1. Pengertian Metode Sorogan
Sorogan berasal dari bahasa Jawa sorog yang berarti menyodorkan (Marwan Saridjo,1989:33). Secara istilah, Win Usuluddin (2002:41) menerangkan bahwa metode ini disebut sorogan karena santri/peserta didik menghadap kiai atau ustadz pengajarnya seorang demi seorang dan menyodorkan kitab untuk dibaca dan atau dikaji bersama dengan kiai atau ustadz tersebut. Departemen Agama (2001:74-75) mendefinisikan metode sorogan merupakan kegiatan pembelajaran bagi para santri yang lebih menitik beratkan pada pengembangan kemampuan perseorangan (individual), di bawah bimbingan seorang ustadz atau kiai
Sementara itu, Mastuhu (1994:61) dan Zamakhsyari Dhofier (1994:21) menyebut sorogan sebagai cara belajar secara individual antara santri dan kiai, yang kemudian terjadi interaksi saling mengenal di antara keduanya. Secara spesifik Dhofier menambahkan bahwa metode ini diberikan dalam pengajian kepada santri-santri yang telah menguasai pembacaan Al Qur’an atau atau sebagai pembelajaran dasar kepada santri-santri baru yang masih membutuhkan bimbingan individual sebelum mengikuti pengajian kitab di pesantren (Imran Arifin,1991:38).

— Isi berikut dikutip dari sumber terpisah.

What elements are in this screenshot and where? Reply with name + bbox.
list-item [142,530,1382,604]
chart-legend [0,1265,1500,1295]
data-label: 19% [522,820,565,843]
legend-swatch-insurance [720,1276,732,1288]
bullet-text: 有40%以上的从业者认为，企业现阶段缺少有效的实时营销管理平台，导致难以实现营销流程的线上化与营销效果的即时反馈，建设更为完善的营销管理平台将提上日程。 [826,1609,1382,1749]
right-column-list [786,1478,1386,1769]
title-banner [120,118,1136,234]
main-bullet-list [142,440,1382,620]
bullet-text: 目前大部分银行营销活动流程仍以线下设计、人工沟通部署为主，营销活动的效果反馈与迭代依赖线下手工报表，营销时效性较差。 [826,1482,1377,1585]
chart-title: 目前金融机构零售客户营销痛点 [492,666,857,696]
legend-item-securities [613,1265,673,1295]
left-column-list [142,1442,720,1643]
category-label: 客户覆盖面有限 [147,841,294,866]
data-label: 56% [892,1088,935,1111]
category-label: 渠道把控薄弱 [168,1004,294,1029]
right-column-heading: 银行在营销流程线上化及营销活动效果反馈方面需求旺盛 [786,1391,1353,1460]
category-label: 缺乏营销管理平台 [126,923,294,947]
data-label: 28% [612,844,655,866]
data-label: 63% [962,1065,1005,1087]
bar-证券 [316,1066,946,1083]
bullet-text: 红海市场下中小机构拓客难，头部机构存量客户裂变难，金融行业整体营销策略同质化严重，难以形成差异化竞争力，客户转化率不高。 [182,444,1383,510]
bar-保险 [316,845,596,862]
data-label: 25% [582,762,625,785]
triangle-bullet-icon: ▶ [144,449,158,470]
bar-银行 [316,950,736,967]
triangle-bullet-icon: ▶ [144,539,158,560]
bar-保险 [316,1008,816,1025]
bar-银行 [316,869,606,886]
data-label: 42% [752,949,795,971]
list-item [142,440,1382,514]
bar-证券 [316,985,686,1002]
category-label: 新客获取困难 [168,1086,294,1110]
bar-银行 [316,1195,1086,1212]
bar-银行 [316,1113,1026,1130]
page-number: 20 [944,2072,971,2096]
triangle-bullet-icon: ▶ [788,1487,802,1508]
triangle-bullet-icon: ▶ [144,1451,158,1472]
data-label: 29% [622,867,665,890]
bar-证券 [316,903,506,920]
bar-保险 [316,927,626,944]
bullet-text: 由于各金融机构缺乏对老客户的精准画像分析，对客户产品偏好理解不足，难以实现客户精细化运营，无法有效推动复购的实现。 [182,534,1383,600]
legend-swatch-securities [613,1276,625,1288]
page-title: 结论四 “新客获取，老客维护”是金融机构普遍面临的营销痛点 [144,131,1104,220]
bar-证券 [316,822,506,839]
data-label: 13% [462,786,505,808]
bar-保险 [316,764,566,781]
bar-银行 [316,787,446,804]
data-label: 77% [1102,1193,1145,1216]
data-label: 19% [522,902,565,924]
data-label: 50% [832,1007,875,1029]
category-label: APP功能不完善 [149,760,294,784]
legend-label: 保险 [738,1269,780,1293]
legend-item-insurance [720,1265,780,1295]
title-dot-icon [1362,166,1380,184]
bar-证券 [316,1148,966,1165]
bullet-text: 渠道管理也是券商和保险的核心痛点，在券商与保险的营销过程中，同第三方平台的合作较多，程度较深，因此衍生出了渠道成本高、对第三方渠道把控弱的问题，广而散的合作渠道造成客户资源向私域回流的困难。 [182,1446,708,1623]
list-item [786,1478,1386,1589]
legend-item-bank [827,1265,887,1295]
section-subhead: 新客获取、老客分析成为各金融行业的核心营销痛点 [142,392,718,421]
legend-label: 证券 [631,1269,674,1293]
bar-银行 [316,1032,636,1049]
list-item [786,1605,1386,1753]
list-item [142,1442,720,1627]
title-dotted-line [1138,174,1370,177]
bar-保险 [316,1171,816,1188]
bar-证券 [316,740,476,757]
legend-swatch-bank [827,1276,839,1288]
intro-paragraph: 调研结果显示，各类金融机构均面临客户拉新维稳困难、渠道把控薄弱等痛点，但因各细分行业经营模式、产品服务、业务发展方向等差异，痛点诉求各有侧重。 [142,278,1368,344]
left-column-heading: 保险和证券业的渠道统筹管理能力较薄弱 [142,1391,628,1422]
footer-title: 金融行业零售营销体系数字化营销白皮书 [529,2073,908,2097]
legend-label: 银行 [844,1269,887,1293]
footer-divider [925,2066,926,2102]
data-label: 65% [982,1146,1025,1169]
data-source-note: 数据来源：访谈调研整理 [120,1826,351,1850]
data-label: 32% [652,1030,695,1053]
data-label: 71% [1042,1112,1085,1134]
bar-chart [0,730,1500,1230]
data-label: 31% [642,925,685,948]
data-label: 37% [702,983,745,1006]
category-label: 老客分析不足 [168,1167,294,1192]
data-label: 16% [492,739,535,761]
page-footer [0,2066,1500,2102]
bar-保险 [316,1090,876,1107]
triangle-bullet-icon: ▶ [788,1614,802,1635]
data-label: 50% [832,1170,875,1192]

Pengertian lain tentang sorogan disampaikan oleh Abdullah Syukri Zarkasyi (2005:72) dan Imran Arifin (1991:38), yaitu dalam bentuk pendidikan yang bersifat individual ini para santri satu persatu datang menghadap kiai atau para ustadz (asisten kiai) dengan membawa kitab tertentu. Selanjutnya kiai atau ustadz membacakan kitab tersebut beberapa baris atau kalimat demi kalimat dengan maknanya dengan bahasa yang lazim terdapat dalam dunia pesantren. Setelah selesai, santri mengulangi bacaan tersebut sampai dirasa cukup dan bergantian dengan yang lainnya.
Ditambahkan oleh Arifin (1991:38), dalam proses tersebut biasanya santri memberi catatan untuk memberi pengesahan bahwa tanda/catatan tersebut adalah bukti bahwa kitab itu telah dibaca oleh kiai atau ustadznya. Dalam proses pengulangan, santri harus benar-benar menyiapkan diri sebelumnya mengenai hal apa dan bagaimana isi kitab yang bersangkutan yang akan dan sudah diajarkan untuk dapa naik ke jenjang selanjutnya. Dhofier (1994:28) menambahkan, dengan adanya sistem pemaknaan yang sedemikian rupa, santri harus tahu arti maupun fungsi dan kedudukan (i’rob) kata dalam suatu kalimat bahasa Arab, santri diharuskan menguasai pembacaan dan terjamahan tersebut secara tepat dan hanya bias menerima pelajaran selanjutnya bila telah berulang-ulang mendalami pelajaran sebelumnya. Untuk itu, guru pada tingkatan ini selalu menekankan kualitas dan tidak tertarik untuk mempunyai murid lebih dari 3 atau 4 orang.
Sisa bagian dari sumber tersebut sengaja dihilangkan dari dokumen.